Hopi artist, potter, dancer

Otellie Loloma (December 30, 1921 — January 30, 1993) was a Hopi Native American artist, specializing in pottery and dance. Additionally, she worked with her husband Charles Loloma on jewelry design.

==Early life and education==
Otellie Pasiyava was raised on a Hopi reservation at Second Mesa, Arizona, and educated in schools run by the Bureau of Indian Affairs. She made clay objects from childhood, but began formal training in pottery at age 23, when she was invited to study on a scholarship at the School of the American Craftsman at Alfred University. She also attended Northern Arizona University and the College of Santa Fe.

==Career==
Otellie Loloma ran a shop at the Kiva Craft Center in Scottsdale, Arizona with her husband in the 1950s. She was one of the first instructors hired for the Southwest Indian Art Project in Tucson, Arizona, a summer institute funded by the Rockefeller Foundation in 1960 to 1961.

She joined the faculty of the Institute of American Indian Arts in Santa Fe, New Mexico, when it opened in 1962, a position she held until her retirement in 1988. One of her notable students was potter Robert Tenorio (Kewa Pueblo).

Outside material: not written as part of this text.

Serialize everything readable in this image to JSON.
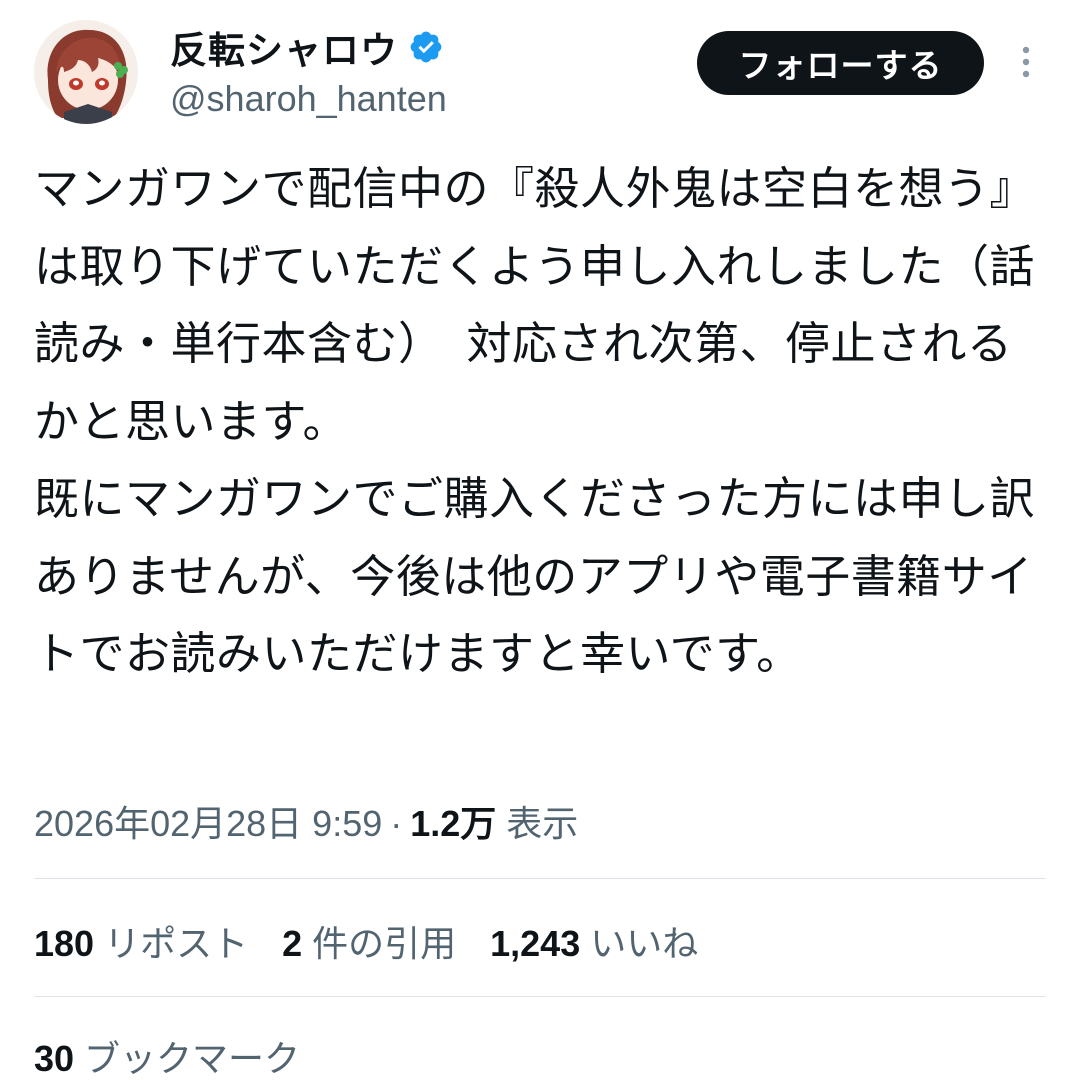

In 1991, she was honored with a Women's Caucus for Art Lifetime Achievement Award.

In addition to her expertise in pottery, Loloma taught Native American dance with colleague Josephine Myers-Wapp (Comanche); they performed at the White House and at the 1968 Summer Olympics with their students. In 1970, she was one of two women among eight diverse artists featured in an ABC documentary, "With These Hands: The Rebirth of the American Craftsman," along with Paul Soldner, Peter Voulkos, Dorian Zachai (the other woman artist), Clayton Bailey, James Tanner, Harry Nohr, and J. B. Blunk.

== Personal life ==
Otellie Pasiyava married Hopi jewelry designer Charles Loloma in 1947, and the marriage ended in divorce in 1965. Otellie Loloma died in 1993, age 71.

== Public collections ==
Works by Otellie Loloma are included in the permanent collections at the Museum of the American Indian, the Heard Museum, the Cooper-Hewitt Museum and the Philbrook Museum of Art, among other institutions.

Her nephew Nathan Begaye became an artist in pottery after his aunt. Her other notable students included painter Dan Namingha. Her friend and IAIA colleague, poet James A. McGrath, wrote a book of poems about (and dedicated to) Otellie Loloma, titled The Sun is a Wandering Hunter (2014).